Il turismo paga gli stipendi più bassi e precari (l’industria di contro già a partire dagli operai, paga di più con maggiori garanzie e continuità), l’imprenditoria del mondo della ricettività e del tempo libero è in difficoltà per un passato che ha visto le amministrazioni pubbliche sostituirsi ai privati e scomparire improvvisamente al momento della crisi.

Di più, da un’analisi di Confindustria Torino emerge chiaro che i luoghi in cui nel prossimo futuro ci sarà maggiore ricchezza e consumo saranno le megalopoli, ossia le città con oltre 10 milioni di abitanti.

E qui emerge non solo il problema dell’isolazionismo della Valle d’Aosta, ma di tutta l’Italia fatta di ormai troppi piccoli comuni che perseverano nel conservare la loro identità con le stesse modalità di un tempo: ogni comune deve avere il suo Consiglio comunale, la sua scuola, la sua chiesa, la sua caserma, e se è il caso può farsi supportare dalle mai estinte Province.

Ebbene, allora che fare? Siamo piccoli, puntiamo sul turismo, contiamo 74 comuni, la nostra università sforna psicologi e laureati in scienze politiche: laure brevi, neanche magistrali. Se le premesse sono vere siamo fregati. Non abbiamo ricette, ma pensiamo che tutti coloro che abbiano idee nuove fuori dai soliti schemi possano fornire il loro contributo per suggerire cure e azioni per un cambio di rotta.

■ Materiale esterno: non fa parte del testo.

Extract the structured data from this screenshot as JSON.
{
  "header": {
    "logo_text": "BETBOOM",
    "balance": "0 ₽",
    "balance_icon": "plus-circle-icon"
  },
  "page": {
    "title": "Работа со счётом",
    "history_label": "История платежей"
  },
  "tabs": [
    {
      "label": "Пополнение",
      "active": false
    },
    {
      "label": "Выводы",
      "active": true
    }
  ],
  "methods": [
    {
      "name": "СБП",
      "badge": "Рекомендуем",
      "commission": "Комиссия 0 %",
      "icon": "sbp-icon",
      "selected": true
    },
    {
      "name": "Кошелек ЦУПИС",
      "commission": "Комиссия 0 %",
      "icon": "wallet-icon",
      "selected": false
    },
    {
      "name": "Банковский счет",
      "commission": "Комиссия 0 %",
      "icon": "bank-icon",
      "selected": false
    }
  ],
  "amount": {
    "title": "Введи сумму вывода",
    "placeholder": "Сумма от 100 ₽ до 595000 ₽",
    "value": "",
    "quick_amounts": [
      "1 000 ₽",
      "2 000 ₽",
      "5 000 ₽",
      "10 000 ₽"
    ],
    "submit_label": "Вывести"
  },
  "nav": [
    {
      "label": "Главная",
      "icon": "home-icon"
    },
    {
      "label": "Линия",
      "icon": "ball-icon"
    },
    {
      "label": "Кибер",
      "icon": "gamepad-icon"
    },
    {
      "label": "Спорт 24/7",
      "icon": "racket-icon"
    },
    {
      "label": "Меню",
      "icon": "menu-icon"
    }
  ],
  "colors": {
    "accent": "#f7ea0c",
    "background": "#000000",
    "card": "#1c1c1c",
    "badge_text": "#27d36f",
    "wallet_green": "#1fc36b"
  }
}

Proviamo a iniziare il confronto per dare un futuro al Pays d’Aoste.

Premessa: dopo lo slogan Essere glocal - pensiero globale in una realtà locale - proviamo a tradurre in idee un pensiero forse più attuale:

Particolarismo aggregato. Se infatti non possiamo far parte di una megalopoli, quantomeno dobbiamo sfruttare il nostro particolarismo con delle aggregazioni verticali e trasversali.

Come: buttiamo via i contenuti della nostra università e con coraggio pensiamo ad una università che sia fucina di figure legate alle professionalità di cui il nostro territorio ha bisogno e che garantiscono salari più alti. Investiamo nell’industria 4.0.

Non con i soliti, inutili incontri promossi, guidati da consulenti burocrati che mai hanno fatto impresa e che da sempre vengono in Valle per dirci: avete un contesto ambientale fantastico, raccontatelo e rendetelo attraente.

Forse è il caso, più che di dare suggerimenti agli imprenditori che rischiano i propri capitali e non sono pagati dalla collettività, creare strumenti che permettano a chi lavora e investe e non a chi racconta come lavorare di estendere i periodi di stage da 6 mesi a due anni in un’alternanza scuola lavoro che segua la logica del 3 +1 (3 settimane in fabbrica e una in aula) per i diplomati che non hanno voglia di proseguire gli studi all’Università ma che abbiano il bisogno e la voglia di specializzarsi avvicinandosi al mondo del lavoro.

Potrebbe essere questo lo strumento utile per creare figure più professionalizzate e pronte ad entrare stabilmente in fabbrica e per consentire alle aziende di disporre di un bacino di candidature sul territorio di profilo più alto.

Ricordiamoci che fra 15 anni il 60% dei nostri figli faranno lavori che oggi non esistono!